With her older children’s summer camp ending, Wales said she is considering leaving her job. “Kids who are going back to high school or going back to college, they can’t watch our kids,” she said. “They have obligations. Who do you count on? Child care doesn’t take children above a certain age. Me and many other mothers I speak to, we’re stuck.”
Samuel Rich, the parent of an incoming kindergartner, said he and his wife are considering whether one of them will need to take a leave of absence from their jobs. “It’s been frustrating trying to figure out exactly what sort of care coverage we need,” Rich said. “I think that’s the hardest part is the uncertainty.”
He said the family was excited to hear the district would be working with community partners on child care solutions, but disappointed to hear care on remote days would be mostly limited to staff.
“No one is going to be able to make this work in a household where both parents work,” Rich said. “It seems like no one is really talking about it. We’re definitely all talking about it to each other but it seems like it gets drowned out in the national conversation and everything going on.”
Rich, who works from home for a nonprofit, said his family will be able to figure something out, but he worries about others. “It feels like we won’t even know what the schedules will be until a week or a week-and-a-half before, which is kind of wild,” he said.
Grace Valenzuela, director of communications and community partnerships for Portland Public Schools, said the district is in communication with community partners on the ability to provide all-day programming on remote learning days for staff and the neediest families, but has only secured 15 spots per day. “The rest have not been able to respond affirmatively, so it’s something we’re still in communication about to see if they can do,” Valenzuela said.

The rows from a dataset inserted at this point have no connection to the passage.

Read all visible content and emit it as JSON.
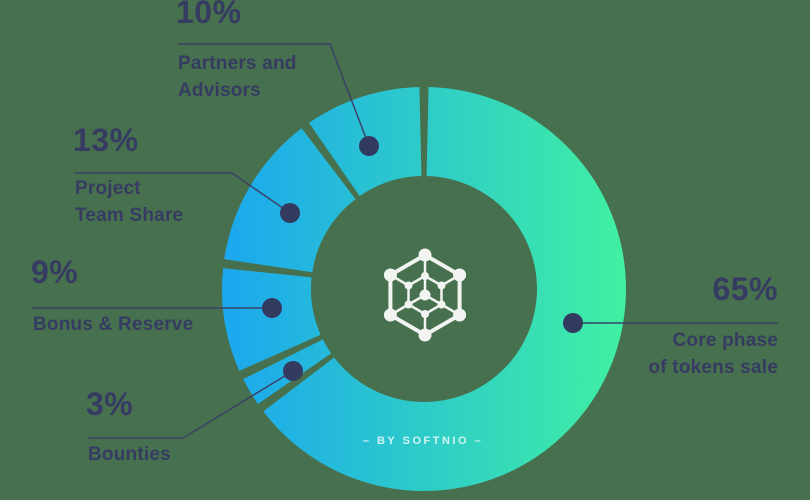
{
  "colors": {
    "background": "#47704E",
    "text": "#363B62",
    "line": "#3A4268",
    "dot": "#333A5F",
    "gradient_start": "#1BA7EF",
    "gradient_end": "#41F0A2",
    "icon": "#FFFFFF",
    "watermark": "rgba(255,255,255,0.78)"
  },
  "watermark_text": "– BY SOFTNIO –",
  "chart_data": {
    "type": "pie",
    "subtype": "donut",
    "direction": "clockwise",
    "start_angle_deg": 0,
    "gap_deg": 1.3,
    "segments": [
      {
        "label": "Core phase of tokens sale",
        "value": 65
      },
      {
        "label": "Bounties",
        "value": 3
      },
      {
        "label": "Bonus & Reserve",
        "value": 9
      },
      {
        "label": "Project Team Share",
        "value": 13
      },
      {
        "label": "Partners and Advisors",
        "value": 10
      }
    ]
  },
  "labels": {
    "g10": {
      "pct": "10%",
      "lines": [
        "Partners and",
        "Advisors"
      ]
    },
    "g13": {
      "pct": "13%",
      "lines": [
        "Project",
        "Team Share"
      ]
    },
    "g9": {
      "pct": "9%",
      "lines": [
        "Bonus & Reserve"
      ]
    },
    "g3": {
      "pct": "3%",
      "lines": [
        "Bounties"
      ]
    },
    "g65": {
      "pct": "65%",
      "lines": [
        "Core phase",
        "of tokens sale"
      ]
    }
  }
}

While the district had been exploring all-day programming on a larger scale, Valenzuela said space, staffing and programming constraints of community partners, which include about 30 organizations such as the Boys & Girls Club and the city’s recreation department, have limited the options. Those two partners have committed to being able to offer before and after care on in-person school days for about 300 students so far, and Valenzuela said the district is working to secure additional spots.
Nicole Bradeen, who works at Waynflete School and whose husband is a school counselor in Saco, said she thinks the district is doing as much as it can to expand options, but her family is struggling.

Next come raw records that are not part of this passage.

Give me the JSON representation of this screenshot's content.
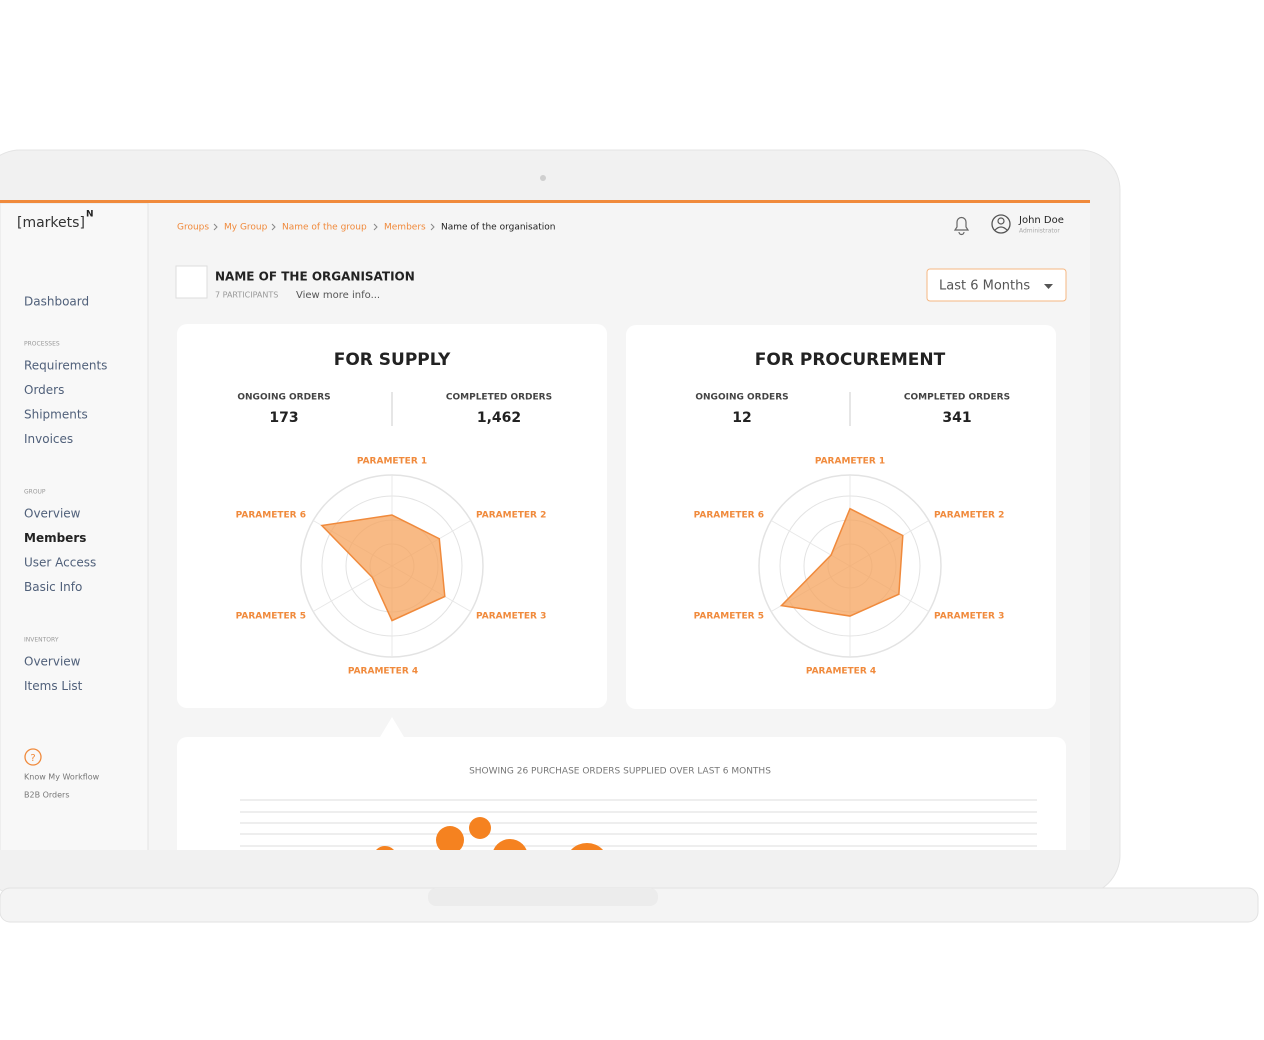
{
  "logo": "[markets]",
  "logo_sup": "N",
  "sidebar": {
    "dashboard": "Dashboard",
    "sections": [
      {
        "heading": "PROCESSES",
        "items": [
          "Requirements",
          "Orders",
          "Shipments",
          "Invoices"
        ]
      },
      {
        "heading": "GROUP",
        "items": [
          "Overview",
          "Members",
          "User Access",
          "Basic Info"
        ]
      },
      {
        "heading": "INVENTORY",
        "items": [
          "Overview",
          "Items List"
        ]
      }
    ],
    "active": "Members",
    "help": {
      "line1": "Know My Workflow",
      "line2": "B2B Orders"
    }
  },
  "breadcrumb": [
    "Groups",
    "My Group",
    "Name of the group",
    "Members",
    "Name of the organisation"
  ],
  "user": {
    "name": "John Doe",
    "role": "Administrator"
  },
  "org": {
    "name": "NAME OF THE ORGANISATION",
    "participants": "7 PARTICIPANTS",
    "more": "View more info..."
  },
  "period": "Last 6 Months",
  "panels": [
    {
      "title": "FOR SUPPLY",
      "ongoing_label": "ONGOING ORDERS",
      "ongoing": 173,
      "completed_label": "COMPLETED ORDERS",
      "completed": "1,462",
      "radar": {
        "type": "radar",
        "axes": [
          "PARAMETER 1",
          "PARAMETER 2",
          "PARAMETER 3",
          "PARAMETER 4",
          "PARAMETER 5",
          "PARAMETER 6"
        ],
        "rlim": [
          0,
          1
        ],
        "values": [
          0.56,
          0.6,
          0.67,
          0.6,
          0.25,
          0.89
        ],
        "color": "#f5a35c"
      }
    },
    {
      "title": "FOR PROCUREMENT",
      "ongoing_label": "ONGOING ORDERS",
      "ongoing": 12,
      "completed_label": "COMPLETED ORDERS",
      "completed": 341,
      "radar": {
        "type": "radar",
        "axes": [
          "PARAMETER 1",
          "PARAMETER 2",
          "PARAMETER 3",
          "PARAMETER 4",
          "PARAMETER 5",
          "PARAMETER 6"
        ],
        "rlim": [
          0,
          1
        ],
        "values": [
          0.63,
          0.67,
          0.62,
          0.55,
          0.87,
          0.24
        ],
        "color": "#f5a35c"
      }
    }
  ],
  "orders_caption": "SHOWING 26 PURCHASE ORDERS SUPPLIED OVER LAST 6 MONTHS"
}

“I start school next Thursday and we have no child care,” said Bradeen, who has children going into kindergarten and third grade. “It’s more of a societal issue. How do employers better support working parents of K-8 children?”
Valenzuela said Portland schools are also trying to make families aware of the Child Care Subsidy Program, which parents can apply for to help pay for child care while they go to work, school or job training. Families must also meet income eligibility requirements.
“If you don’t meet those guidelines and that’s my family – we’re right above that — we’re still having a hard time making sure we have good child care, both someone who can meet our needs and flexibility and something that’s affordable,” Bradeen said.
Kelli Deveaux, a spokeswoman for the Maine Department of Education, said districts around the state are working to help families find child care solutions.
The department is encouraging districts to work with local child care providers to coordinate planning and is providing support in conjunction with the Department of Health and Human Services to explore child care considerations and identify needs. Federal coronavirus relief funds for schools can also be used to help support needs related to child care, according to a notice sent by the department this week.
“School leaders are keenly aware of this need for the community, and for themselves and their own teachers who are also parents,” Deveaux said in an email. “It’s not easy to find and can be really expensive, and many are scrambling to figure out a solution for the near future, or as long as this lasts.”